Una fábula, como ustedes saben y enseñan a sus respectivos alumnos, es una composición literaria protagonizada por animales con moraleja final casi siempre, pero también como diría Helena Beristáin, “crítica de las costumbres y de los vicios locales o nacionales, también de las características universales de la naturaleza humana en general”.

La fábula que hoy nos ocupa es bien conocida, adaptada por La Fontaine, pero originariamente de Esopo. Resumiendo, durante muchos veranos, una cigarra, sin intención de ponerse a trabajar, y bajo buena sombra, cantaba y cantaba continuamente observando a una trabajadora hormiga, trabajando arduamente para ir llevando comida a su hogar. Mientras la cigarra ofrecía cantar a la hormiga, ésta prefería seguir trabajando. 

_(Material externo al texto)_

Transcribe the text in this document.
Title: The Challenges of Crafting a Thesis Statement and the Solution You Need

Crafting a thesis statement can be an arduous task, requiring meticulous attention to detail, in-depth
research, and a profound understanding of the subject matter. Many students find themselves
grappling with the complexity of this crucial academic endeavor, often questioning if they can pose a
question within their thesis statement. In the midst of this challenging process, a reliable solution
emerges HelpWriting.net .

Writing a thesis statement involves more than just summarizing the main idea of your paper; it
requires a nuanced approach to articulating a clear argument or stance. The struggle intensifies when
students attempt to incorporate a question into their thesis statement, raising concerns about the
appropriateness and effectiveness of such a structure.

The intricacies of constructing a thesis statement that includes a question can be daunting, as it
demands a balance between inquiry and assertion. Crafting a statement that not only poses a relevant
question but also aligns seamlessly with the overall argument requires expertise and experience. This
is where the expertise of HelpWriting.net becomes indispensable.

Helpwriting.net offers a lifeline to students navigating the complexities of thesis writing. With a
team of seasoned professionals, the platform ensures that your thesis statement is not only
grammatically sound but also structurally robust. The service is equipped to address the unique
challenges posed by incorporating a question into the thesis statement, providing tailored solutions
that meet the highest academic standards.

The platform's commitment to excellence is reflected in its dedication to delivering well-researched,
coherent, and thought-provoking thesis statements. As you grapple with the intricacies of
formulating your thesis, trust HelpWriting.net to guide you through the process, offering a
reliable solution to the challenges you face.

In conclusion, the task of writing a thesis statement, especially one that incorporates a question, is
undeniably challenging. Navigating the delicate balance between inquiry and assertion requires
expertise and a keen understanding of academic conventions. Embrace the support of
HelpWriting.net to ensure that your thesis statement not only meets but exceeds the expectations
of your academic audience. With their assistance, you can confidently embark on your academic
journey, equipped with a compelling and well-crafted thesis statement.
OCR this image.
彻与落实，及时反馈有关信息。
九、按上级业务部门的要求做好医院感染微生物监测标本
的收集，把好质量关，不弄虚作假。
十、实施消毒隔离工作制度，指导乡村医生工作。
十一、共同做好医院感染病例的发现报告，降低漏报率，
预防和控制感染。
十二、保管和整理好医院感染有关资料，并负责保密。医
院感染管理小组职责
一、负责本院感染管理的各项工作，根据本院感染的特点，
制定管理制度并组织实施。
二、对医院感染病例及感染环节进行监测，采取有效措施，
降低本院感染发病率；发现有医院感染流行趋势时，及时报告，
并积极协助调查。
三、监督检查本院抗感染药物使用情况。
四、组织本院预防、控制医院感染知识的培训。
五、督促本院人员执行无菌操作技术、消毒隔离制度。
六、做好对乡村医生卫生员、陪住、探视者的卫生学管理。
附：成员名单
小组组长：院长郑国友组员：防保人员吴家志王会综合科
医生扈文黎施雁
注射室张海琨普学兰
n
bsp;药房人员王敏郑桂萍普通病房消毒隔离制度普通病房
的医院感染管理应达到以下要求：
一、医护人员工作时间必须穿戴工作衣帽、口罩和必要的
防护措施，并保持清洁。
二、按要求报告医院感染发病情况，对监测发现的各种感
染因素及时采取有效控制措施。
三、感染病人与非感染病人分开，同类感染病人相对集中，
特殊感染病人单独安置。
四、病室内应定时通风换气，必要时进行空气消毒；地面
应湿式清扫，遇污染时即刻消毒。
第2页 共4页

Un año llegó un invierno frío sorprendiendo a la cigarra que desesperada al no poder llevar acudía a su vecina la hormiga pidiéndole ayuda. Sin embargo, ésta respondió que cantara y bailara ahora ya que cuando pudo no hizo nada para evitar esa situación.

La fábula como moraleja es clara: debemos esforzarnos y trabajar diariamente, mientras que cantar, bailar y la falta de actuación nos pueden salir caras, sin embargo, como decía Helena, la fábula también puede ser crítica, tanto de vicios, costumbres como de características. Esta fábula especialmente puede ser aplicada a infinidad de situaciones, estamentos y ámbitos, pero centrémonos en lo que nos ocupa, la docencia y los docentes.

Un sistema educativo, una enseñanza de calidad, un futuro posible y posibilitador no puede sobrevivir a base de cantos de cigarra, por muy alegre que sean sus letras y cautivadores sus bailes, una enseñanza de calidad necesita y nutre del trabajo diario, del esfuerzo y de la perseverancia de sus hormigas, las que están a pie de aula, las que sufren el trabajo duro y demasiadas veces sin sombra ni paraguas que los cobije. Un docente es una hormiga que sin descanso trabaja para procurar sustento a sus alumnos y que cada vez más, resignada observa como es el mensaje de la cigarra, la que realmente emulan sus pupilos, la de la intención más que la acción, laxitud más que esfuerzo. La hormiga sin embargo sufre, porque el invierno más duro siempre llega, y siempre es el mismo, cuando salgan de su fase de pupación y deban enfrentarse a la vida real, estudios superiores o mercado laboral.

Un sistema educativo, una enseñanza de calidad, un futuro posible y posibilitador no puede sobrevivir a base de cantos de cigarra

Cuando eso ocurra, y ahora viene la crítica, será la misma cigarra la que, como en la fábula, venga necesitada a volver a pedir sustento a la hormiga, sus docentes, multiplicando sus tareas y trabajo. 

Contrariamente a la fábula, nosotros, hormigas, no cerramos puertas, y si nos las cierran, abrimos ventanas, pero de seguir con esta inercia y política de rebajar contenidos, pasar de curso con asignaturas pendientes, exigir el esfuerzo en los recreos, restringir la autoridad académica de los docentes y limitar a la guarda y custodia nuestra profesión, llegará un momento donde ni las hormigas podamos trabajar para tanta cigarra.

Por otro lado, la misma fábula y la misma culpa podemos atribuirla a “aquellos” que aprovechando el trabajo de sus compañeros, cantan y bailan durante cuatro años si les gusta la sombra que les cobija, gritando más que trabajando cuando no, mientras otros simplemente, solo cantan como éxitos propios, el trabajo diario de los demás.

En fin, esperemos que el burro no toque la flauta y MUFACE no necesite de un canto de cigarra cada cuatro años, para desparecer, confíe más en sus amigas las hormigas.